Ecosyste.ms: Awesome

An open API service indexing awesome lists of open source software.

Awesome Lists | Featured Topics | Projects

https://github.com/lukasmartinelli/pipecat

Connect UNIX pipes and message queues
https://github.com/lukasmartinelli/pipecat

Last synced: 30 days ago
JSON representation

Connect UNIX pipes and message queues

Awesome Lists containing this project

README

        

# pipecat [![Build Status](https://travis-ci.org/lukasmartinelli/pipecat.svg?branch=master)](https://travis-ci.org/lukasmartinelli/pipecat) ![MIT licensed](https://img.shields.io/badge/license-MIT-blue.svg)

pipecat

Pipecat allows you to scale any program supporting the [FACK contract](#fack-contract)
using traditional UNIX pipes and [AMQP](https://www.amqp.org/).
Think of it as [netcat](http://nc110.sourceforge.net/)
but with message acknowledgments.
It is the successor of [redis-pipe](http://github.com/lukasmartinelli/redis-pipe).

```bash
# Publish sequence of numbers to a job queue.
seq 1 1000 | pipecat publish numbers

# Multiply each number with 10 and store results in a different queue.
pipecat consume numbers --autoack | xargs -n 1 expr 10 '*' | pipecat publish results

# Aggregate the results and calculate the sum
pipecat consume results --autoack --non-blocking \
| python -cu 'import sys; print(sum(map(int, sys.stdin)))'
```

> If you are into streams and UNIX pipes [checkout my Haskell based awk and sed alternative ](https://github.com/lukasmartinelli/hwk)

## Support

Pipecat supports a local mode and all AMQP 0.9.1 message brokers.

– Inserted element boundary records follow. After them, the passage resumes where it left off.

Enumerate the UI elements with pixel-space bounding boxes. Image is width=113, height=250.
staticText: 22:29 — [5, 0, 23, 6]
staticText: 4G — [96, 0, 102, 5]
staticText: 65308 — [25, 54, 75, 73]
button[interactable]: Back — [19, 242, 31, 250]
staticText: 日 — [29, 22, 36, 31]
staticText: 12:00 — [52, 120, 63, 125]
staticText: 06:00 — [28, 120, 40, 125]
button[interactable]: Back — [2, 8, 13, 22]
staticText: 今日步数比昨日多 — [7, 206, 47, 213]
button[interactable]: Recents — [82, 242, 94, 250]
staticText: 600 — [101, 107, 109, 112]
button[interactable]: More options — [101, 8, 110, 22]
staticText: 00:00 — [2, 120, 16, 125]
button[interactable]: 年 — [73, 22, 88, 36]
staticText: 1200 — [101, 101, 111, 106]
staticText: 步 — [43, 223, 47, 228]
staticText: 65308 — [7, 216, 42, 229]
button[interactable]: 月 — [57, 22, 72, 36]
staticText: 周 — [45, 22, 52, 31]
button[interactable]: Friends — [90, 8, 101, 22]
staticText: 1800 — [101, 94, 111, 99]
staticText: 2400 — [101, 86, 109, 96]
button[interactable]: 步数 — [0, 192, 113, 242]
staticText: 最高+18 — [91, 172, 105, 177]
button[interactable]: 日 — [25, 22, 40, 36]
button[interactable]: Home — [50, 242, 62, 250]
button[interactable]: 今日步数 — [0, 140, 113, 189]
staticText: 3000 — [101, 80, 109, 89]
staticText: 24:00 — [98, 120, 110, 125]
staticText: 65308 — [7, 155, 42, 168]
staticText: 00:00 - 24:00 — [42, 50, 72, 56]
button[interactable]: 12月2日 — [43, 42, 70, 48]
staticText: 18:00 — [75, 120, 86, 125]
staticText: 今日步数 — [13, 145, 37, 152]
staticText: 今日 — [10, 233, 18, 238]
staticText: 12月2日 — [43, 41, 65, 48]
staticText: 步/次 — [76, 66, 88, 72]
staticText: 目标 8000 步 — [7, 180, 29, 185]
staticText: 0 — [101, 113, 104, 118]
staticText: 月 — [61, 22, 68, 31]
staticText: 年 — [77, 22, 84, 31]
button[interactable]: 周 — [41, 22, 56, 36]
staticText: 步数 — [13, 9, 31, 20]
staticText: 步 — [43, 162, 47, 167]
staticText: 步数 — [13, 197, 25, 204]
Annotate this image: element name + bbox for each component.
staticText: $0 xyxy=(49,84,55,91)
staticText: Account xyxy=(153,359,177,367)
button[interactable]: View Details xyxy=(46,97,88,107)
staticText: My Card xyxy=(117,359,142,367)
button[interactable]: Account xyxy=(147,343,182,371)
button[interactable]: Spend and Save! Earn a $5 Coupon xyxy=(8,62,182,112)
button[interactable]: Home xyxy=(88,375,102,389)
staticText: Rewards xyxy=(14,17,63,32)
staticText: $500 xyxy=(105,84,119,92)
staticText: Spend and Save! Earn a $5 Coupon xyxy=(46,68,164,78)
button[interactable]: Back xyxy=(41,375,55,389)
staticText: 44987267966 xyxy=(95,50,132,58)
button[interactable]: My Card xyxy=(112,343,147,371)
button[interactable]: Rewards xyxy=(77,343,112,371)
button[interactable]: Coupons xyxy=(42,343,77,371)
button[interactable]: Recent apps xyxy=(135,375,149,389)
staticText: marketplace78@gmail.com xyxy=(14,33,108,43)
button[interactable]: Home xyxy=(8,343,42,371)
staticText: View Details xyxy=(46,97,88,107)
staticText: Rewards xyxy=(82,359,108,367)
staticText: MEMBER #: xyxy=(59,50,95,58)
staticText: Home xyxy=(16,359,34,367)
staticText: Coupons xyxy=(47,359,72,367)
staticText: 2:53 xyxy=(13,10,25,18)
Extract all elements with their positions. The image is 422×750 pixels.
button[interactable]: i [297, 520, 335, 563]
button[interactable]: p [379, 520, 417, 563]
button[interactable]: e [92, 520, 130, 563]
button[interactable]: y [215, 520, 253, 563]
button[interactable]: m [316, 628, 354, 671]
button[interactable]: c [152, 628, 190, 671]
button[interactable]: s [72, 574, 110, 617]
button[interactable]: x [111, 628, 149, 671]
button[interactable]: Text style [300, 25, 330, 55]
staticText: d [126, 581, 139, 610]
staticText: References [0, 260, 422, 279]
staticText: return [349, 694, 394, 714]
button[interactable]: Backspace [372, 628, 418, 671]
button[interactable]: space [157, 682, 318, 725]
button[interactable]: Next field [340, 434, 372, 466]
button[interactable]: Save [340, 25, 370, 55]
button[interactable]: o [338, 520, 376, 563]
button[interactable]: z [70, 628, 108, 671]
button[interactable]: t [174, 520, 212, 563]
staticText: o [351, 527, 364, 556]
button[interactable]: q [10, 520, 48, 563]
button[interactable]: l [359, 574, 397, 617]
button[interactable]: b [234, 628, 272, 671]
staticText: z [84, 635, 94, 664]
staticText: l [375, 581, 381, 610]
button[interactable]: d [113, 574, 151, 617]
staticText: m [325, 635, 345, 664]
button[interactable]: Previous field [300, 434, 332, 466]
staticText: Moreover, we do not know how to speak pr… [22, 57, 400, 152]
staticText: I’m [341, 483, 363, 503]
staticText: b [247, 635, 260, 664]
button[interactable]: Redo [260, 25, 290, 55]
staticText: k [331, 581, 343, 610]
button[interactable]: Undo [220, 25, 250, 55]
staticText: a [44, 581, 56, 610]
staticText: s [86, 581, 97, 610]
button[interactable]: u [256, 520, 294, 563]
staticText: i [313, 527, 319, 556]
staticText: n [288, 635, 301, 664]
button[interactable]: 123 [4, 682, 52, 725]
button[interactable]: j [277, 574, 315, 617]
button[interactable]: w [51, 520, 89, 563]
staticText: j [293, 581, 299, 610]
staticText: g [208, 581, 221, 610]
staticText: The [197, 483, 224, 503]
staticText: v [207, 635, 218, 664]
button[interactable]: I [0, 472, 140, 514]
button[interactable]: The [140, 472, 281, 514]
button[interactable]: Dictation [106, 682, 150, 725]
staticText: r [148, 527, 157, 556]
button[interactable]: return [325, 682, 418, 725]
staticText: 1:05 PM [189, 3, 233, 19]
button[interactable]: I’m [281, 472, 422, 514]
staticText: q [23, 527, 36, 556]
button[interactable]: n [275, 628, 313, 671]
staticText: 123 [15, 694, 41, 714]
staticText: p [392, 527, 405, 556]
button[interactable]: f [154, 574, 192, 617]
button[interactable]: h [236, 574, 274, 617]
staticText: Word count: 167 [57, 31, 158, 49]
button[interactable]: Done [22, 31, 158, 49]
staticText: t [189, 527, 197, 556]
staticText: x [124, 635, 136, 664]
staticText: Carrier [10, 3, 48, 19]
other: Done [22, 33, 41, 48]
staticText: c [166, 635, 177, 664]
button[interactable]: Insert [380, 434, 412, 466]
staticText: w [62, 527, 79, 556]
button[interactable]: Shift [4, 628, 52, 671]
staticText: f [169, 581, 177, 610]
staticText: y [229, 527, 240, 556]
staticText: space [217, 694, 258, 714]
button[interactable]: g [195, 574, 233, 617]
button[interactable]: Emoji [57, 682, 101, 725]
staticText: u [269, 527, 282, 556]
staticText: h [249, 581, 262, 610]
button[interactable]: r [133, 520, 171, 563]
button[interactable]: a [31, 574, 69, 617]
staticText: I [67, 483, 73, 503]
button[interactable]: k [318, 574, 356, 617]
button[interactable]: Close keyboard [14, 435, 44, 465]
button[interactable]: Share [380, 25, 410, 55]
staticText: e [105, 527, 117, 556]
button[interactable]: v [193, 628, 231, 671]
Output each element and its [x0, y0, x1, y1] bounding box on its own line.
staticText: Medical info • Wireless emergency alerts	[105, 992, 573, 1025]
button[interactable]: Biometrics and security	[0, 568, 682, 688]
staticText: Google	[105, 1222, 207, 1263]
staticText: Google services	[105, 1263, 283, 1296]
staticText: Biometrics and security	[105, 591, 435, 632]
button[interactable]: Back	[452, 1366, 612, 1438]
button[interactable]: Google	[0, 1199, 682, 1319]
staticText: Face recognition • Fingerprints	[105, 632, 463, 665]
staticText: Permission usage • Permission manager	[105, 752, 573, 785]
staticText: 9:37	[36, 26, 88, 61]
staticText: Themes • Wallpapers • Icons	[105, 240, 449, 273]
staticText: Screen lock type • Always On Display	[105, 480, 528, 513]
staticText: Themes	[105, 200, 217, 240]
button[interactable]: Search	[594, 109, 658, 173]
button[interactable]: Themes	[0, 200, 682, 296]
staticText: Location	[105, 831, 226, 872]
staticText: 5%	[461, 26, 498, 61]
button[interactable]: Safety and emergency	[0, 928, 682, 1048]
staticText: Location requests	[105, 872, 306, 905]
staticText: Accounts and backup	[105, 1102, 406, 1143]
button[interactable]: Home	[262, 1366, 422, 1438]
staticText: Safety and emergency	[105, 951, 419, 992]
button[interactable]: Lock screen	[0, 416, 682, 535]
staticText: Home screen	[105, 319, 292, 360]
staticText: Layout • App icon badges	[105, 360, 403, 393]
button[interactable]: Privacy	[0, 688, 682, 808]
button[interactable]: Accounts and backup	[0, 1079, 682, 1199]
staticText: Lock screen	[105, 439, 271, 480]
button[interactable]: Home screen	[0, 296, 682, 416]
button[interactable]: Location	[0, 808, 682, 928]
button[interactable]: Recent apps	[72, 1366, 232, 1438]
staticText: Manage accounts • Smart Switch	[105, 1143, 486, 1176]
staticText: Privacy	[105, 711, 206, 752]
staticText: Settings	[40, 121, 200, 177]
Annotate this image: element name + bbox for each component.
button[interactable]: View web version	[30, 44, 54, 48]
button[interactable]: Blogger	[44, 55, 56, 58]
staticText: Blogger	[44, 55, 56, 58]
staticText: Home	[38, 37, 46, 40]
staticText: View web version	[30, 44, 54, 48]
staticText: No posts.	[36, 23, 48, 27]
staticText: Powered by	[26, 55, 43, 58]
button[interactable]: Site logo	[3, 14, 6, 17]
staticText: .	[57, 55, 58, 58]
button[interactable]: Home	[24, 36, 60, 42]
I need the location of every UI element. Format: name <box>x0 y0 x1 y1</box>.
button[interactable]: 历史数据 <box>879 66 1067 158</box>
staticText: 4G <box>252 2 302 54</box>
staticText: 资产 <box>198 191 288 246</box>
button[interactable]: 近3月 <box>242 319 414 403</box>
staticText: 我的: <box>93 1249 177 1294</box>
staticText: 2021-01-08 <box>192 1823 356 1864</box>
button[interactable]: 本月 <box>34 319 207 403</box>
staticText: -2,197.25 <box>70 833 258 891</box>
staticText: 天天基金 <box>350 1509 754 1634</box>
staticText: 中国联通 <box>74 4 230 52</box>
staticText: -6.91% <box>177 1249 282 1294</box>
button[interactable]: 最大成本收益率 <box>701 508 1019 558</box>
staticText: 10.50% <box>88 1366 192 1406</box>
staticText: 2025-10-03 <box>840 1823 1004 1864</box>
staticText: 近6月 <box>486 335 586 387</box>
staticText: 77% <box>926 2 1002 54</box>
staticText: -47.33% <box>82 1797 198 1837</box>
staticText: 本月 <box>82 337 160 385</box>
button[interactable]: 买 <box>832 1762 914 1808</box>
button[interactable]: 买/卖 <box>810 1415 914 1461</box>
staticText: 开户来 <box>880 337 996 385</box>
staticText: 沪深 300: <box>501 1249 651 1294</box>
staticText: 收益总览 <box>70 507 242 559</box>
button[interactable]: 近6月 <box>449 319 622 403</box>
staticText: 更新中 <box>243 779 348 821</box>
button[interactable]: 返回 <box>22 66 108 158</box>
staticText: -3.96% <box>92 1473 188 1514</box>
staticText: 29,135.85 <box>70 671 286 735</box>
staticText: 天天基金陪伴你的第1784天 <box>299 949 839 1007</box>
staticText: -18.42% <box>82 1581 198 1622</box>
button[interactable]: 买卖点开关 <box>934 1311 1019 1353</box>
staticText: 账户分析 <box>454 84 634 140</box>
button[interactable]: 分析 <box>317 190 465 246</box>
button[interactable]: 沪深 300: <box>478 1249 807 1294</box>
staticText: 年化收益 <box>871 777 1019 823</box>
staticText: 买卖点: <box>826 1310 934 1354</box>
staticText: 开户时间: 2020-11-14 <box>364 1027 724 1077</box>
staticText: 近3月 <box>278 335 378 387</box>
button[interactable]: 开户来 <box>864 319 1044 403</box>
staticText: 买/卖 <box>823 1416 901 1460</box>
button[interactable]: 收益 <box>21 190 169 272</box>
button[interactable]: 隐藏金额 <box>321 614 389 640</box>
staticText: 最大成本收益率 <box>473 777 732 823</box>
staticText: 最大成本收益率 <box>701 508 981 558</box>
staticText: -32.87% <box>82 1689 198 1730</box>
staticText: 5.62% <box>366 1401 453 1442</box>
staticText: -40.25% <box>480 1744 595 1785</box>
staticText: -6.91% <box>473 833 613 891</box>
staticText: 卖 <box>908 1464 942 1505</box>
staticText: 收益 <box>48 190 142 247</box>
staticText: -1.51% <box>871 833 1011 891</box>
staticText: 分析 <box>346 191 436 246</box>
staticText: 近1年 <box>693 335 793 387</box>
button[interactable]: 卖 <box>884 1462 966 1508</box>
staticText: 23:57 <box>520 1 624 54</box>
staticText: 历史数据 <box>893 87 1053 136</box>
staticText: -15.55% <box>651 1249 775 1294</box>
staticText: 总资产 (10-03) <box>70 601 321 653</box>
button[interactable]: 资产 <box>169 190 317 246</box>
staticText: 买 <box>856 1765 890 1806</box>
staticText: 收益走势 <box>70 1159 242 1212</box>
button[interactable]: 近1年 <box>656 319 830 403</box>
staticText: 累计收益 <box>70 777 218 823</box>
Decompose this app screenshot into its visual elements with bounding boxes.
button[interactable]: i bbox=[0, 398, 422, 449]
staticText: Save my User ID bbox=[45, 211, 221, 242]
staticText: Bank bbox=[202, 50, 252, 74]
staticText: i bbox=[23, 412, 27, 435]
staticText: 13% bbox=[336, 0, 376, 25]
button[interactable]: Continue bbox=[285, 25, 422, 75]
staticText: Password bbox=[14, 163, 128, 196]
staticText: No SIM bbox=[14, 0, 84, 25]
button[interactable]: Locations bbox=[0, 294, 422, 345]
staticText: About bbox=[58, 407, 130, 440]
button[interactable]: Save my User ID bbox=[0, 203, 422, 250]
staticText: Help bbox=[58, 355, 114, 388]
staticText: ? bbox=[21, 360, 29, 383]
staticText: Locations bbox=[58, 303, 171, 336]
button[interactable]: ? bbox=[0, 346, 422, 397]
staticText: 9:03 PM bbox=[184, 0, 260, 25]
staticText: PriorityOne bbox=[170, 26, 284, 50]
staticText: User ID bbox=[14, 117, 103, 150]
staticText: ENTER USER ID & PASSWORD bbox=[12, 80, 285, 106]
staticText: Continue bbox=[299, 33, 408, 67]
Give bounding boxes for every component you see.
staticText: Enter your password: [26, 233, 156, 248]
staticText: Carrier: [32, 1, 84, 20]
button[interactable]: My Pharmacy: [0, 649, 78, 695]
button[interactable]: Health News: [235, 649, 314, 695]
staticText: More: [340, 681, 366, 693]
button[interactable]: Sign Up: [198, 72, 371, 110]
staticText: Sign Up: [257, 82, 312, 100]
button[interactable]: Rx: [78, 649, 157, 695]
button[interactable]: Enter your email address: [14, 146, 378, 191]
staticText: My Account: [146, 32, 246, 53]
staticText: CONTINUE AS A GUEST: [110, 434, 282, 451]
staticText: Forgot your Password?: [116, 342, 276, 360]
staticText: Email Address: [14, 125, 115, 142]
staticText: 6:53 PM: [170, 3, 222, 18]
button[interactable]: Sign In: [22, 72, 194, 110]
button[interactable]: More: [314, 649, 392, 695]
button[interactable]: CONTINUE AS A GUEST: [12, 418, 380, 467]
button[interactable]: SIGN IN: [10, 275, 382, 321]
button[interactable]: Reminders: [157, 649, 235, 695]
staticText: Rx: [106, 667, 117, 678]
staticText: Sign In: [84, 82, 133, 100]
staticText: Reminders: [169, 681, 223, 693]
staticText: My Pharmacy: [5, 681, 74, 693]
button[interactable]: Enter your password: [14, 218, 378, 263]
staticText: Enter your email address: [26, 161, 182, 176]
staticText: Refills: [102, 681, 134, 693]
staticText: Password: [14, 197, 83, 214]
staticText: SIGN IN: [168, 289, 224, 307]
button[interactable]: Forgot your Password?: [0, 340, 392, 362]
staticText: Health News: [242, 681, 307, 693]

- [ActiveMQ](http://activemq.apache.org/)
- [RabbitMQ](https://www.rabbitmq.com/)
- [Azure Service Bus](https://azure.microsoft.com/en-us/services/service-bus/)

## Install

You can download a single binary for Linux, OSX or Windows.

**OSX**

```bash
wget -O pipecat https://github.com/lukasmartinelli/pipecat/releases/download/v0.3/pipecat_darwin_amd64
chmod +x pipecat

./pipecat --help
```

**Linux**

```bash
wget -O pipecat https://github.com/lukasmartinelli/pipecat/releases/download/v0.3/pipecat_linux_amd64
chmod +x pipecat

./pipecat --help
```

**Install from Source**

```
go get github.com/lukasmartinelli/pipecat
```

If you are using Windows or 32-bit architectures you need to [download the appropriate binary
yourself](https://github.com/lukasmartinelli/pipecat/releases/latest).

## Using pipecat

`pipecat` connects message queues and UNIX pipes.
The need arose when I started building messaging support into
utilities in order to make them scalable but still wanted to leave my programs the way they are without heavy dependencies and still be able to scale the process **reliably**.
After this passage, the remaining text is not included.